Wambo Le Courant, clamait toujours son innocence et disait qu'il n'avait pas agi de son propre chef, et il avait été trompé. Wambo Le Courant était accusé de meurtres et d'abus sexuels, de vol etc. C'était un jeune à la fleur de l'âge. Il fut embarqué dans une aventure sans issue.
Cette nuit-là, ma maman offrit un repas à Wambo Le Courant, et nous échangeâmes longtemps avec lui, et je pensais qu'il n'allait plus repartir au camp militaire, tellement il paraissait gentil. Mon papa malgré son métier de militaire était pris de compassion pour Wambo Le Courant, il souhaitait que le président le gracie.

Dans la même nuit, un message porté vint de la Capitale ; Sommant leur exécution sur la place publique.

Mon papa a attendu que nous nous endormions, et, Wambo Le Courant a été reconduit au camp militaire sous bonne escorte. Le lendemain matin on demandait à toute la population de se rendre au terrain de football. En tant que fan de Racing, je pensais aller voir mon équipe favorite. Non. Ce n'était pas le match de football, toutes les écoles étaient fermées, on devrait assister à l'exécution des maquisards.

Quand j’aperçus Wambo Le Courant, menotté et conduit vers le pilori, ma maman écrasa une larme. Je convulsai, dans l'immédiat, je fus transporté aux urgences. Mon subconscient refoulait cette exécution. Tout Bafoussam ce jour sentait de la poudre, un silence monastique planait sur la ville. Wambo Le Courant, Fotsing et d'autres maquisards ont été exécutés !

La responsabilité pénale devant une cour martiale, ne tient pas compte des sentiments, de l'âge, mais des faits. Les faits sont souvent têtus et ce sont eux qui libèrent ou condamnent.

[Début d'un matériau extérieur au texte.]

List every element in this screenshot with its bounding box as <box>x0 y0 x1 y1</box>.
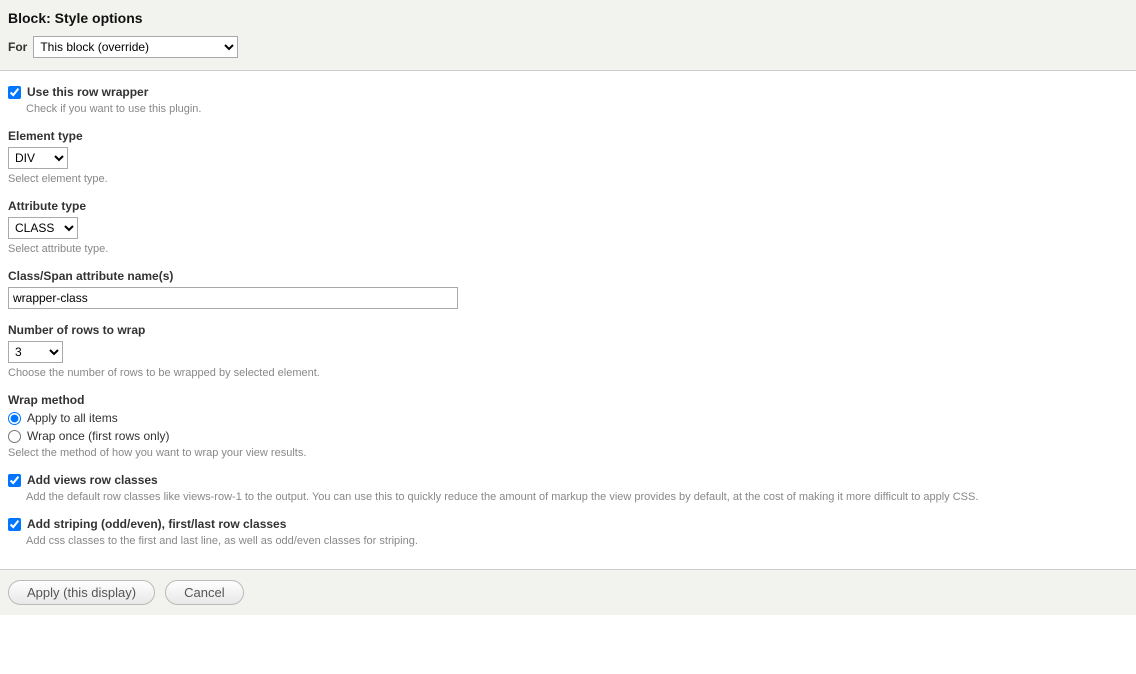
attribute-type-desc: Select attribute type. <box>8 243 1128 255</box>
element-type-group: Element type DIV Select element type. <box>8 129 1128 185</box>
striping-label: Add striping (odd/even), first/last row … <box>27 517 286 531</box>
use-wrapper-desc: Check if you want to use this plugin. <box>26 103 1128 115</box>
row-classes-desc: Add the default row classes like views-r… <box>26 491 1128 503</box>
wrap-method-desc: Select the method of how you want to wra… <box>8 447 1128 459</box>
num-rows-label: Number of rows to wrap <box>8 323 1128 337</box>
wrap-once-radio[interactable] <box>8 430 21 443</box>
striping-desc: Add css classes to the first and last li… <box>26 535 1128 547</box>
element-type-label: Element type <box>8 129 1128 143</box>
element-type-desc: Select element type. <box>8 173 1128 185</box>
attr-name-input[interactable] <box>8 287 458 309</box>
num-rows-desc: Choose the number of rows to be wrapped … <box>8 367 1128 379</box>
use-wrapper-group: Use this row wrapper Check if you want t… <box>8 85 1128 115</box>
attribute-type-select[interactable]: CLASS <box>8 217 78 239</box>
wrap-all-label: Apply to all items <box>27 411 118 425</box>
row-classes-checkbox[interactable] <box>8 474 21 487</box>
header-bar: Block: Style options For This block (ove… <box>0 0 1136 71</box>
wrap-all-radio[interactable] <box>8 412 21 425</box>
cancel-button[interactable]: Cancel <box>165 580 243 605</box>
striping-checkbox[interactable] <box>8 518 21 531</box>
use-wrapper-checkbox[interactable] <box>8 86 21 99</box>
page-title: Block: Style options <box>8 10 1128 26</box>
for-select[interactable]: This block (override) <box>33 36 238 58</box>
row-classes-group: Add views row classes Add the default ro… <box>8 473 1128 503</box>
wrap-method-group: Wrap method Apply to all items Wrap once… <box>8 393 1128 459</box>
wrap-method-label: Wrap method <box>8 393 1128 407</box>
num-rows-select[interactable]: 3 <box>8 341 63 363</box>
row-classes-label: Add views row classes <box>27 473 158 487</box>
num-rows-group: Number of rows to wrap 3 Choose the numb… <box>8 323 1128 379</box>
apply-button[interactable]: Apply (this display) <box>8 580 155 605</box>
for-label: For <box>8 40 27 54</box>
form-content: Use this row wrapper Check if you want t… <box>0 71 1136 569</box>
footer-bar: Apply (this display) Cancel <box>0 569 1136 615</box>
attr-name-label: Class/Span attribute name(s) <box>8 269 1128 283</box>
element-type-select[interactable]: DIV <box>8 147 68 169</box>
striping-group: Add striping (odd/even), first/last row … <box>8 517 1128 547</box>
attr-name-group: Class/Span attribute name(s) <box>8 269 1128 309</box>
wrap-once-label: Wrap once (first rows only) <box>27 429 169 443</box>
for-row: For This block (override) <box>8 36 1128 58</box>
use-wrapper-label: Use this row wrapper <box>27 85 148 99</box>
attribute-type-label: Attribute type <box>8 199 1128 213</box>
attribute-type-group: Attribute type CLASS Select attribute ty… <box>8 199 1128 255</box>
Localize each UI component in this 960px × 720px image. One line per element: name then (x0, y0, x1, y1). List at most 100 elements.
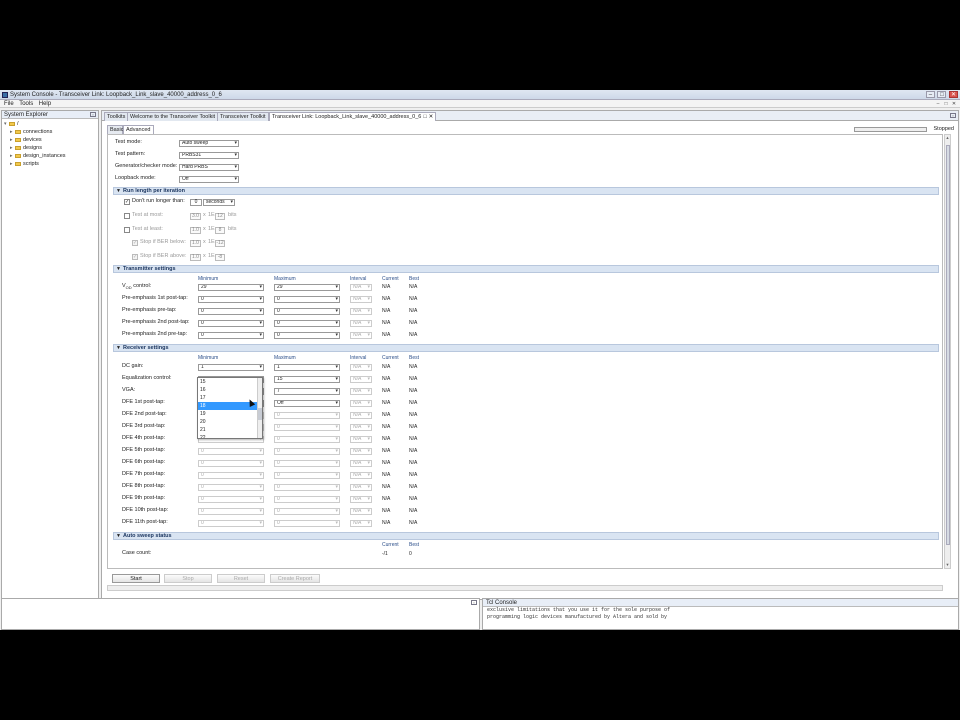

Paralyser l’État et installer le désordre

Pour beaucoup d'acteurs de l'indépendantisme, la victoire sur la République, consiste à rendre les contrées anglophones ingouvernables. Cette déstabilisation passe par la rue, les médias, la diplomatie .Il y a une volonté, une manifestation, de paralyser l'appareil de l’État. Ils l'affirment et l'assument fièrement.

La décapitation du mouvement indépendantiste (Ambazonie), dont le chef et son bureau, incarcérés ou en exil, crée un vide de pouvoir. Les militants sans boussole, sont devenus insouciants. Pour protester, ils coupent les routes, tuent les militaires, affrontent la police.

Cette situation cocasse profite aux vendeurs de la mort et pêcheurs en eau trouble. Les maraudeurs tirent un grand bénéfice financier. Ils vendent des effigies, des livres, des gadgets, pour renflouer leurs comptes.

Au niveau des actions sur le terrain, les opérations militaires, sont disparates, désordonnées, et parfois incontrôlées. N'étant pas des professionnels et n'ayant pas un officier formé à leurs têtes, ils démontrent leurs limites tant sur le plan tactique, logistique, qu'humain. On remarque avec aisance l'impréparation et l’improvisation. Il dénote des comptes rendus de terrain que, les combats des factions dites sécessionnistes, s'apparentent plus au grand banditisme qu'à une lutte d'indépendance. A la longue au lieu d'avoir l'adhésion populaire, cette guerre sans justification a rendu les miliciens impopulaires.

L'offensive de la justice camerounaise, qui a mis sous les verrous plus de quarante dirigeants indépendantistes (la manière dont ils ont été cueilli démontre à n'en plus douter l'amateurisme des leaders) et lancé des mandats d'arrêt internationaux contre quatorze autres, dont le président actuel, montre bien qu'ils sont désemparés et ne sont pas maîtres du jeu. Le temps de la justice, n'est pas le temps politique.

En République, la lutte armée n'a jamais produit la démocratie, mais la dictature. Tous les pays où la révolution armée a pris le pouvoir sont devenus des dictatures. Contrairement à ce qu'ils font croire, ils ont perdu la bataille diplomatique, ils sont sur le ban de la communauté internationale, et d'ici peu, leurs leaders seront interdits de voyager, leurs avoirs gelés, et leurs partis politiques inscrits sur la liste des mouvements terroristes. Qui vivra verra.